Bonnie Raitt: The Rolling Stone Interview

You had also been in a relationship with Rob Fraboni that fell apart around the same time all this was taking place.
Well, when Green Light wasn’t promoted, it was kind of heartbreaking for me and Rob and the band, who had worked so hard on it. And then to make the next record and then be dropped. … We had spent a lot of time on that record, and then we had no album. I just went out on the road anyway and went through my savings because I felt responsible to my career and to them. But it can really eat into a relationship when you are involved with someone you work with and the world is not reinforcing your work together.
So by ’85, he was working on a film and got an offer to work for [Island Records founder] Chris Blackwell, and he wanted to move to New York. And that was not something that I saw in my life. And to put it mildly, there were a couple of painful aspects of the split-up that coupled with the fact that I was not in the best state emotionally and physically, and it just broke me down. I mean, I stayed on the road, playing acoustic shows, but I was broken emotionally and physically, spiritually and financially.
You’ve had a series of long-term relationships with men, but in the interviews you did after Nick of Time was released, it sounded like you weren’t ready for another one soon. How did you and Michael get together?
I was single for three years. That doesn’t mean I wasn’t dating people. I was enjoying dating them. I just meant that I was enjoying not belonging to someone. And I still am enjoying it. But this relationship kind of snuck up on me. I was in Los Angeles for a while in the fall, and I made a video about the homeless called “Wake Up America.” It didn’t get on MTV, because it was only me and Bonnie Bramlett and Rita Coolidge and a few other celebrities, none of whom was famous enough for MTV. But it was a kind of “We Are the World” thing, filmed in MacArthur Park, and Michael sang on the record and was directing us. And I gave somebody my number to give to him, and I went back out on the road. He called, and when I got back, we went out and have been hanging out ever since. But it’s not like we’re joined at the hip. He lives in New York, and I live here, so we see each other occasionally.
But now I have some time off, and he just finished three movies and doesn’t have to be anywhere right now, so there’s time to nurture the relationship. And he’s sober and so am I, so it’s the first time on a long-term basis that I can check this process out. But right now I can’t say where it’s going.
What about kids? Do you see yourself having them?
In the middle of the Eighties, when I was in my thirties, it was out of the question, because I was so unhealthy and so miserable, and I knew I’d have to clean up before I had kids.
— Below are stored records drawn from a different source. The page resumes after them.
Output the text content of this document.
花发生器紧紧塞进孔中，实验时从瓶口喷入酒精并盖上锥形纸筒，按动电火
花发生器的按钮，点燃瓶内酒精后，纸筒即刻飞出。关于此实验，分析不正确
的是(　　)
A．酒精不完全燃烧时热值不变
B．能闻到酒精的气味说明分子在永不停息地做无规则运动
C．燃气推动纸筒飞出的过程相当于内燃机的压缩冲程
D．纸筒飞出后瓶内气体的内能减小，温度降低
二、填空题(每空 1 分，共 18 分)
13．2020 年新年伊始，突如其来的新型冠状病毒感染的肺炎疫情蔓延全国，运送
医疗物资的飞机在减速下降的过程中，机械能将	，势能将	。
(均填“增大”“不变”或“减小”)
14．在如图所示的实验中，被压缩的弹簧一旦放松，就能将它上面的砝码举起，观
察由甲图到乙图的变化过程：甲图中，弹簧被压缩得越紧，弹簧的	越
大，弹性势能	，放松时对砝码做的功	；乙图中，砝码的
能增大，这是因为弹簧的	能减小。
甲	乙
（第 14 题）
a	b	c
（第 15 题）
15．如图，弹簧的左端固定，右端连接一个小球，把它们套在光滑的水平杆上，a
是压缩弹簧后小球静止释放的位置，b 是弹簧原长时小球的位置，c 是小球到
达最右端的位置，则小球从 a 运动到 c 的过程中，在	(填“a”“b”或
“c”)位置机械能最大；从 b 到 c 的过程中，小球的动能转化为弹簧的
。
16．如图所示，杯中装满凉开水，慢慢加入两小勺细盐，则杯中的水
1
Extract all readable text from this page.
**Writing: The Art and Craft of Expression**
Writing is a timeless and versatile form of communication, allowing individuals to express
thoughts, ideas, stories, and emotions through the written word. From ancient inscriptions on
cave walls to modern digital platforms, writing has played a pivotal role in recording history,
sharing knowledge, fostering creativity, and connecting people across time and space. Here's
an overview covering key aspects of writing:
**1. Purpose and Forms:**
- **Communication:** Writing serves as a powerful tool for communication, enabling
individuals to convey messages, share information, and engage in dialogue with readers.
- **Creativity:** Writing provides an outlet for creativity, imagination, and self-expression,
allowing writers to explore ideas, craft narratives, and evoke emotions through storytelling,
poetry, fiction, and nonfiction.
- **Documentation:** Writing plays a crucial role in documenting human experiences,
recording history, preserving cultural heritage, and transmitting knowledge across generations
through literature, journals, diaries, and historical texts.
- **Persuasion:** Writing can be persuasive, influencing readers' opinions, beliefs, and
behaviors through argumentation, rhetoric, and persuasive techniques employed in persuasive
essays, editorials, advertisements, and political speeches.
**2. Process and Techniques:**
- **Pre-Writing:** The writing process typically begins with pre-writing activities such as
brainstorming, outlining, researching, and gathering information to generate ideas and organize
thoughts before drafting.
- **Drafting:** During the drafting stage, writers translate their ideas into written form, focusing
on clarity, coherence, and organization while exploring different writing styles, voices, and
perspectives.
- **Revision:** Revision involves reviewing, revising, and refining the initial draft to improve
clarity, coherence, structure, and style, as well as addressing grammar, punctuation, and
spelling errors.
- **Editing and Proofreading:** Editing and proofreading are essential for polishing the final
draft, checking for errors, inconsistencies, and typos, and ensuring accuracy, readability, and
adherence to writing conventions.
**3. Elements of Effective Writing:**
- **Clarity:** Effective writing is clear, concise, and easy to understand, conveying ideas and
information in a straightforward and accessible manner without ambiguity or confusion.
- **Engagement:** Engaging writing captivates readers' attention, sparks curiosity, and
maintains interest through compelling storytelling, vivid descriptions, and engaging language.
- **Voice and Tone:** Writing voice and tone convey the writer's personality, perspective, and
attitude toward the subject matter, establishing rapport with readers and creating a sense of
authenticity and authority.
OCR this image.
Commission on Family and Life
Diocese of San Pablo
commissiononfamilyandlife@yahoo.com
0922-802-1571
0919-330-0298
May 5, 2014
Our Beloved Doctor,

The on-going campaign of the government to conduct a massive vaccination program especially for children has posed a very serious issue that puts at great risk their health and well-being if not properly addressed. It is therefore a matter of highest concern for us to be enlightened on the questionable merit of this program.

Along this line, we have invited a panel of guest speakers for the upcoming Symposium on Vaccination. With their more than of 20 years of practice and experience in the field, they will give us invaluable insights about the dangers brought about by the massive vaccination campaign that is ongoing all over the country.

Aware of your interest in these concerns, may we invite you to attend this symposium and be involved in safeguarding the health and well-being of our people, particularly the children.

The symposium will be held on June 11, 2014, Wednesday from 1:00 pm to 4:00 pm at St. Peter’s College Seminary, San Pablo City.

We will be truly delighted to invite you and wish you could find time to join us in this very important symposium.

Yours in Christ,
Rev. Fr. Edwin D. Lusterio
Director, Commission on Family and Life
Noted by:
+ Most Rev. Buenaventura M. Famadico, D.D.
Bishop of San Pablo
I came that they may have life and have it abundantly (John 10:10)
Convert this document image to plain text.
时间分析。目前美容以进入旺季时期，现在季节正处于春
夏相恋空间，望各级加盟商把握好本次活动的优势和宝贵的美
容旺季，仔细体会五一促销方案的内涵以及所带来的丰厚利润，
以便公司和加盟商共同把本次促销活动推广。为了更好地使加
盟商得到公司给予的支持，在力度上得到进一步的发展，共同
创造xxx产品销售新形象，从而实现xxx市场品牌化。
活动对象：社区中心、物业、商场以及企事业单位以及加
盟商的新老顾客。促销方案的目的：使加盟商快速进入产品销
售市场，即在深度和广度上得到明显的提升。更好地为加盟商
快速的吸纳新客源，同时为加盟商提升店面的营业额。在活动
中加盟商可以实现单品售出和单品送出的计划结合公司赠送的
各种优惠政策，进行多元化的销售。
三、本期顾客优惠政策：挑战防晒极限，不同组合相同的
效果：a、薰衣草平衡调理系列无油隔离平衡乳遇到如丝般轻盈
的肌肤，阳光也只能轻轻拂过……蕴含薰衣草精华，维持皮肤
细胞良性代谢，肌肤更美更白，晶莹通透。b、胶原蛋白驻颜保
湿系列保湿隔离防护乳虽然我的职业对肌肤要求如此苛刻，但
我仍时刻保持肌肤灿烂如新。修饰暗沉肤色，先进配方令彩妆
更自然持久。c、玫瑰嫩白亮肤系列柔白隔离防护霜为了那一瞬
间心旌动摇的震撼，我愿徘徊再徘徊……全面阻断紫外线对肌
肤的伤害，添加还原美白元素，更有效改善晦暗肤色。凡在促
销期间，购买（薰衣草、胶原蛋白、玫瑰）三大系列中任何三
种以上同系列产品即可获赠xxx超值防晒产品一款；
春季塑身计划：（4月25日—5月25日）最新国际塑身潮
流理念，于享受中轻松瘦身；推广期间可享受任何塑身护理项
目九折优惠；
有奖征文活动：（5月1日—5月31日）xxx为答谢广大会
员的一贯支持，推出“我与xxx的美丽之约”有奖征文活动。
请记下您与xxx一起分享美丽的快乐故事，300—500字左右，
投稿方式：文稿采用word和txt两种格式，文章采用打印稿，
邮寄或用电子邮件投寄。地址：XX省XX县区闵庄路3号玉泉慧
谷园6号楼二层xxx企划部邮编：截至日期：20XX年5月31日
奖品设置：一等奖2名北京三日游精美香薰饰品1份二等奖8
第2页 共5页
And now that I cleaned up, I feel like I’m my own kid.
I do know that if I wait too long, I may not be able to have children. But as Michael says, we’ll drive off that bridge when we come to it.
Since we’re talking about families, I wanted to ask you about your mother. You rarely seem to mention her.
I always mention her in interviews, but the writers very rarely put her in, which is a source of great consternation. I have a really good relationship with my mom now. I had a rough time with her when I was a teenager. She wasn’t that happy, and I wasn’t that happy. She was a very talented pianist and, in fact, was my dad’s accompanist and supported him when he was taking singing lessons. Then she stopped her career to work as a receptionist so he could continue to study singing. And then she had us kids, and there was always this feeling that maybe she could have been a star if she hadn’t — I mean, this is me projecting all this stuff. And I competed with her for my dad’s attention, and my dad and her weren’t getting along all the time.
Was all this aggravated by the fact that he was out on the road a lot?
Yeah. And so she had to be both mother and dad and be the disciplinarian. And it’s a love-hate thing, where you want to emulate your mom, and on the other hand, you see her getting the short end of the stick, as it were, in the marriage and as a parent. And it was a confusing time to raise kids in Southern California, where there are so many other kids who are overly spoiled and whose parents would just leave for Vegas and give them a bunch of money and let them run riot. My parents had old-time values and wouldn’t let us run around. And we were pretty mad at them for not letting us be like other kids.
Are your parents still together?
No, they divorced when I was 19. My mom lives in Stamford, Connecticut, and is remarried to a doctor who’s retired but who gives expert testimony in trials. And my dad’s remarried to a woman who was his high-school sweetheart. He hadn’t seen her in 40 years. He lives in the Pacific Palisades, and I see him more because I live out here.